To select the most suitable model and hyperparameters for a given problem, practitioners often use [cross-validation](/wiki/cross-validation). This involves splitting the dataset into multiple subsets, training on a portion of the data, and evaluating on the remainder. The process is repeated multiple times with different splits.

Placing cross-validation inside the pipeline (rather than around it) is important to avoid data leakage.[16] If preprocessing steps such as scaling are fit on the full dataset before cross-validation splits are created, statistics from the held-out fold will leak into the training fold, biasing the score upward.
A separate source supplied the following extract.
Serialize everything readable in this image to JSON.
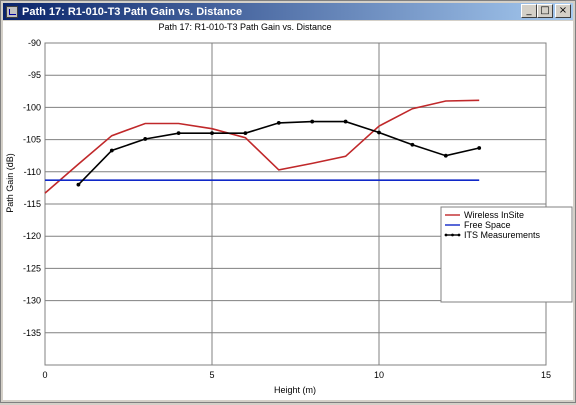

Pipelining ensures that the same samples used to fit the transformer are the only ones used to train the predictor for that fold.

### scikit-learn Pipeline

The `Pipeline` class in `sklearn.pipeline` is one of the most widely used implementations of ML workflow pipelining.[14] A `Pipeline` chains a list of named transformers, ending in a final estimator.[15] Every step except the last must implement `fit` and `transform`; the last step must implement `fit` and either `predict`, `transform`, or `fit_predict`.[15]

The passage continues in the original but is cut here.